En una próxima entrada analizaremos diferentes investigaciones neurocientíficas que prueban la existencia del sentido numérico, cuya evidencia empírica representa otra falsación de la concepción de la conservación del número postulada por Piaget, y expondremos las implicaciones pedagógicas que comportan esas investigaciones, que exigen un cambio de modelo en la didáctica de las matemáticas. Pero hasta entonces merece la pena quedarse con la investigación realizada con bebés por Renee Baillargeoni, de la Universidad de Illinois, quien demostró en varios experimentos que la concepción de la permanencia del objeto de Piaget también es errónea, en tanto que observaron que los bebés a los tres meses y medio o cuatro meses ya entienden que los objetos siguen existiendo a pesar de que no los vean (escena del minuto 3,48 hasta el final):

Piaget afirmó que no es hasta los ocho o nueve meses que los niños entienden la permanencia del objeto aunque no lo vea y que no es hasta los doce meses aproximadamente cuando entienden que los objetos no visibles también conservan sus propiedades físicas y espaciales.

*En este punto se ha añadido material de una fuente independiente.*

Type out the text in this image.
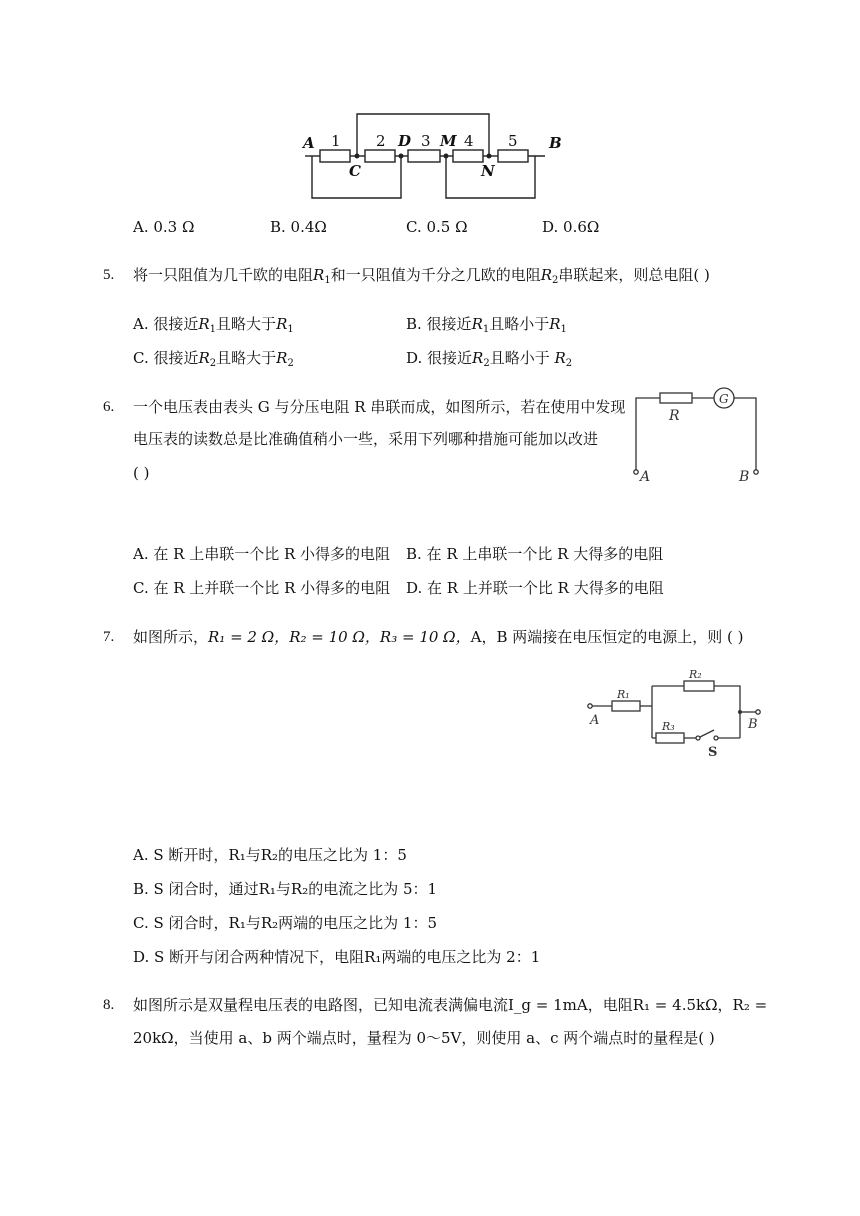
A 1 2 D 3 M 4 5 B
C	N
A. 0.3 Ω	B. 0.4Ω	C. 0.5 Ω	D. 0.6Ω
5. 将一只阻值为几千欧的电阻$R_1$和一只阻值为千分之几欧的电阻$R_2$串联起来，则总电阻( )
A. 很接近$R_1$且略大于$R_1$	B. 很接近$R_1$且略小于$R_1$
C. 很接近$R_2$且略大于$R_2$	D. 很接近$R_2$且略小于 $R_2$
6. 一个电压表由表头 G 与分压电阻 R 串联而成，如图所示，若在使用中发现
电压表的读数总是比准确值稍小一些，采用下列哪种措施可能加以改进
( )
R
G
A	B
A. 在 R 上串联一个比 R 小得多的电阻 B. 在 R 上串联一个比 R 大得多的电阻
C. 在 R 上并联一个比 R 小得多的电阻 D. 在 R 上并联一个比 R 大得多的电阻
7. 如图所示，R₁ = 2 Ω，R₂ = 10 Ω，R₃ = 10 Ω，A，B 两端接在电压恒定的电源上，则 ( )
R₁
R₂
R₃
A	B
S
A. S 断开时，R₁与R₂的电压之比为 1：5
B. S 闭合时，通过R₁与R₂的电流之比为 5：1
C. S 闭合时，R₁与R₂两端的电压之比为 1：5
D. S 断开与闭合两种情况下，电阻R₁两端的电压之比为 2：1
8. 如图所示是双量程电压表的电路图，已知电流表满偏电流I_g = 1mA，电阻R₁ = 4.5kΩ，R₂ =
20kΩ，当使用 a、b 两个端点时，量程为 0～5V，则使用 a、c 两个端点时的量程是( )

Así pues, los resultados de R. Baillargeoni justificarían replantear los tipos y periodos de estimulación temprana y aprendizaje en los bebés, facilitando de este modo el desarrollo cognitivo del cerebro.

Félix Pardo


[1] Suppes ha realizado importantes contribuciones a la Filosofía de la ciencia y a la Tecnología de la educación al ser uno de los primeros en identificar los beneficios del uso de las computadoras en la instrucción individual,  y que es autor junto a  Shirley Hill de una Introducción a la lógica matemática:
[2] Suppes, P. (1966), “Mathematical concept formation in children”, American Psychologist, 1966, 21, 139-150.
[3] Al respecto es recomendable el siguiente estudio: Teoria-Del-Aprendizaje-Reflexivo
[4] Publicada en el Boletín de la Asociación Matemática Venezolana, Vol. IX, Nº 1 (2002), pp. 97-103. Disponible la edición digital en PDF: Vpadron-reseña-libro-Dehaene
[5] Cito de la traducción al castellano en Madrid: Morata, 1982, pp. 106-107.
[6] Disposición: REAL DECRETO 6-9-1991, núm. 1333/1991; órgano emisor: MINISTERIO EDUCACION Y CIENCIA; publicación: BOE 9-9-1991, núm. 216, [pág. 29716]. En relación a la enseñanza de las matemáticas resulta útil como primera aproximación el artículo “Aprendizaje de las matemáticas” de Yasmina María Ruiz Ahmed, publicado en Temas para la educación. Revista digital para profesionales de la enseñanza, Nº 14, Mayo 2011. Federación de Enseñanza de CC.OO. de Andalucía. 8 págs.

[7]  Publicado bajó el título de “Conservation Accidents,” Cognition 3 (1974): 341–350.